Biz akılsızlar arasındayız. Kongo, Küba, Kuzey Kore, İran, Sudan kadar akılsız değil. Ama oldukça akılsızız.
Almanya değiliz. Olsaydık, dünyanın en büyük ihracatçısı olurduk.
İsveç değiliz. Olsaydık, çok uygar ve uzlaşmacı olurduk. Ve çook zengin.
Japonya değiliz. Olsaydık, kapalı ve “geri” bir Doğu ülkesi olmaktan açık ve ileri bir “Batı” ülkesi olmaya geçmeyi becerebilirdik.
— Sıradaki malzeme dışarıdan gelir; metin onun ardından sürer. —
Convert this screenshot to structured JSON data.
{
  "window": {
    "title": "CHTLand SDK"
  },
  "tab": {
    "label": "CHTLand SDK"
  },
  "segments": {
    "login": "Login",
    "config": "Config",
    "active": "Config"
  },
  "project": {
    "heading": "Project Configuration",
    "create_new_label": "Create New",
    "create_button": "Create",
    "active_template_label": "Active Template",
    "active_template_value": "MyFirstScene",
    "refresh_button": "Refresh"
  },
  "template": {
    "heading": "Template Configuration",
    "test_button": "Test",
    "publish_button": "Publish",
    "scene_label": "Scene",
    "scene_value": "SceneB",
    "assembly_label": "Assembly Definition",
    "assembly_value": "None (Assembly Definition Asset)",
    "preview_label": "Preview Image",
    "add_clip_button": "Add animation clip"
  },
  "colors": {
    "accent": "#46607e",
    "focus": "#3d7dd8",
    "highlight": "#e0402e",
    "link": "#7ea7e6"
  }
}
ABD değiliz. Olsaydık, büyük düşünmesini bilirdik.
İşi ciddiye almak
İngiltere değiliz. Olsaydık, özgürlükçü ve hoşgörülü olurduk. Ve, belki daha önemlisi, esprili. Kendi kendimize gülme erdemine sahip olurduk. Önemli olanın kendimizi değil, yaptığımız işi ciddiye almak olduğunu bilirdik.
Devam edeyim mi?
Akılsız ülkeleri belirleyen, potansiyellerini halklarının refahını ve mutluluğunu maksimize edecek şekilde gerçekleştirecek örgütlenme becerisine sahip olmamalarıdır.
İşte size bir örnek:
Ülkemizdeki eğitim sistemi otokratik ve olağanüstü kalitesizdir. OECD ülkeleri arasında Meksika’dan sonra en kalitesiz eğitim bizdedir. Ama yöneticilere göre eğitimin en büyük sorunu bu değildir. Tesettürdür, Alevi çocukların zorla Sünni din eğitimine tabi tutmaktır. YÖK’ü iktidarın buyruğunda eğitim ve araştırma değil, ideoloji ve sadakat odaklı bir örgüt haline getirmektir.
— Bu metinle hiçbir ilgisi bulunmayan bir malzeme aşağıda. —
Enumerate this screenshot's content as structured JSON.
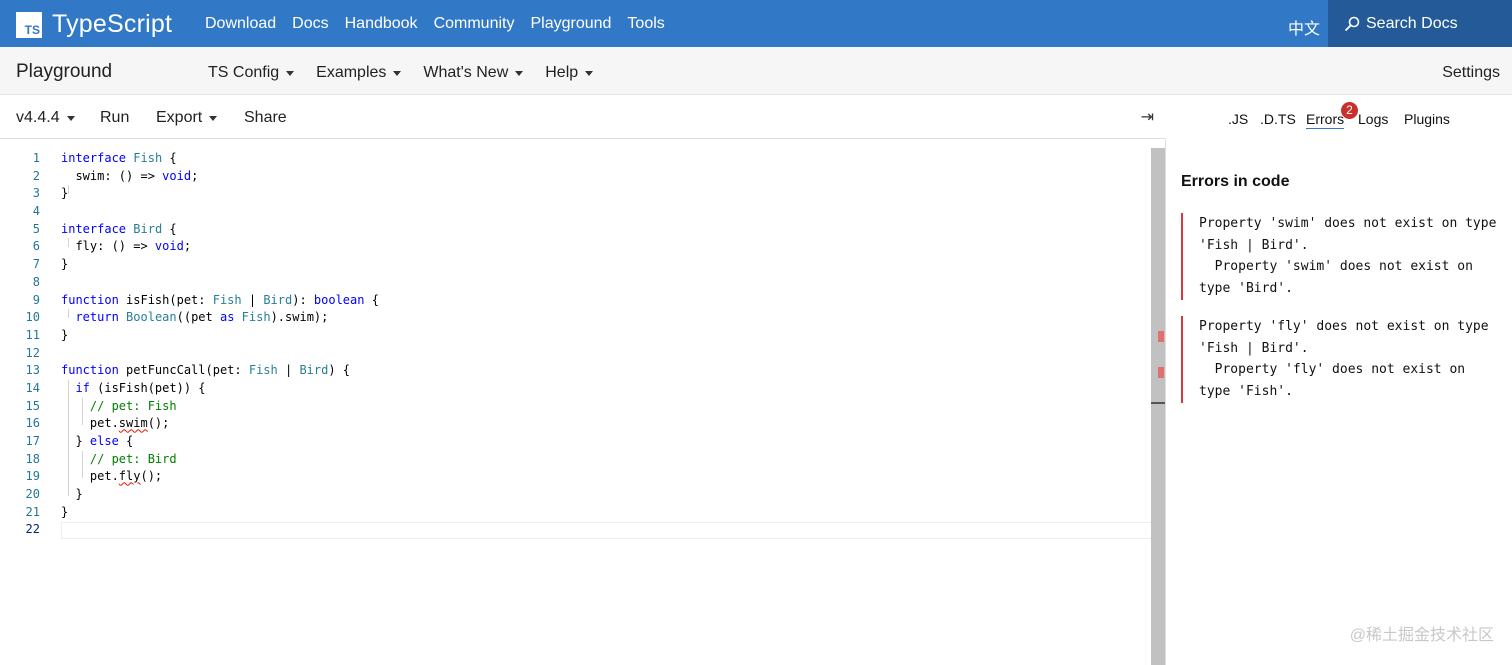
{
  "header": {
    "brand_logo": "TS",
    "brand_name": "TypeScript",
    "nav": [
      "Download",
      "Docs",
      "Handbook",
      "Community",
      "Playground",
      "Tools"
    ],
    "language": "中文",
    "search_label": "Search Docs"
  },
  "subnav": {
    "title": "Playground",
    "menus": [
      "TS Config",
      "Examples",
      "What's New",
      "Help"
    ],
    "settings": "Settings"
  },
  "toolbar": {
    "version": "v4.4.4",
    "run": "Run",
    "export": "Export",
    "share": "Share",
    "collapse_icon": "⇥"
  },
  "editor": {
    "line_numbers": [
      "1",
      "2",
      "3",
      "4",
      "5",
      "6",
      "7",
      "8",
      "9",
      "10",
      "11",
      "12",
      "13",
      "14",
      "15",
      "16",
      "17",
      "18",
      "19",
      "20",
      "21",
      "22"
    ],
    "current_line": 22
  },
  "panel": {
    "tabs": [
      ".JS",
      ".D.TS",
      "Errors",
      "Logs",
      "Plugins"
    ],
    "active_tab": "Errors",
    "error_count": "2",
    "errors_title": "Errors in code",
    "errors": [
      "Property 'swim' does not exist on type 'Fish | Bird'.\n  Property 'swim' does not exist on type 'Bird'.",
      "Property 'fly' does not exist on type 'Fish | Bird'.\n  Property 'fly' does not exist on type 'Fish'."
    ]
  },
  "watermark": "@稀土掘金技术社区",
  "colors": {
    "nav_bg": "#3178c6",
    "search_bg": "#235a97",
    "keyword": "#0000ff",
    "type": "#267f99",
    "comment": "#008000",
    "error": "#d7373f"
  }
}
On binlerce disleksik çocuğumuz var... Yaa, diskleksiğin ne olduğunu bile bilmiyorsunuz... Muhtemelen, Eğitim Bakanınız da bilmiyordur, eğer sorunu halletmeye çalışmama bilmemenin bir ölçüsü ise.
Akılsız ülkeler
Ama bugün dersimiz “özel öğrenme güçlüğü” değil, akılsızlık. Onun için merak edenler milliyet.com.tr’de yazımı tıklayıp altında Prof. Ümran Korkmazlar’ın bu konudaki yazılarını okuyabilir. Tavsiye ederim. Sizin çocuğunuz da disleksik olabilir. Bunu ne siz ne de çocuğun öğretmenleri fark etmiş olabilir.
Şu kadarını söyleyeyim: Disleksi, tesettürden daha büyük bir “kanayan yara”dır ve birkaç bin kadını değil, yüz binlerce çocuğun ve ailelerinin hayatını karartıyor.
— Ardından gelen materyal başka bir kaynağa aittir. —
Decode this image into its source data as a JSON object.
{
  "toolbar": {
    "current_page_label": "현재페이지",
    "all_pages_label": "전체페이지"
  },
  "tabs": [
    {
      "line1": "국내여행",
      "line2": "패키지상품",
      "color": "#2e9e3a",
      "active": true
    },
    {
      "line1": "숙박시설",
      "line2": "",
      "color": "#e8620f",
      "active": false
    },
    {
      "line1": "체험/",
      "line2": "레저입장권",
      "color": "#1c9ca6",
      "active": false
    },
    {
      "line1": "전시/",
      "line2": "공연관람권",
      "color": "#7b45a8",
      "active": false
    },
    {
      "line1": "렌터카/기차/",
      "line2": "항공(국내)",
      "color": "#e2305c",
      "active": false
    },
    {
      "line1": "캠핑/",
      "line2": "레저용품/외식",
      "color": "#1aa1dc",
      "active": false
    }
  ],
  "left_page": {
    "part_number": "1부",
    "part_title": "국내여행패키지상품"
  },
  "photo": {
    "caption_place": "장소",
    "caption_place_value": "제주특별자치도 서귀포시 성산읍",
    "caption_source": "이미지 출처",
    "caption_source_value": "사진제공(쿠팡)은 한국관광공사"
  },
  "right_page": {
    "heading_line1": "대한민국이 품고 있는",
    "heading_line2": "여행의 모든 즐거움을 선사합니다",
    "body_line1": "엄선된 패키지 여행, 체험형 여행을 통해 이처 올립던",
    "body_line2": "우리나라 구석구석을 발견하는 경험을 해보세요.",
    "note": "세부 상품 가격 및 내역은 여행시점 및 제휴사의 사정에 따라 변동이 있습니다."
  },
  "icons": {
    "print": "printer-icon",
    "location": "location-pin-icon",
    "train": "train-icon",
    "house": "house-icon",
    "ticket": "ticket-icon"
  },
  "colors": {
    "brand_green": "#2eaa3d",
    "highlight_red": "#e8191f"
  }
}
Ama hükümet için, eğitim bürokratları için, tesettür kadar öncelikli bir sorun değil.
Akılsız ülkelerde özgürlüğün seçmeli olmadığı, bazılarının özgürlüğünün diğerlerininkinden önemli veya öncelikli olmadığı bilinmez.
İktidar, veya Meclis, özgürlüğün ölçülüp kıtlık zamanlarında karneye bağlanan ekmek gibi dağıtıldığı bir yer değildir.
Alevilerin, Kürtlerin taleplerine sırt çevirip türbanlıların üniversite yasağını kaldırarak özgürlükçü olduğunuza New York Times’ı ikna edebilirsiniz ama yerlileri değil.
Hepsini değil, en azından.
Aklımız var aslında ama akıllı olamıyoruz. Neden?
Bunu anlatmak için bir kitap yazmam lazım. Veya kitaplar.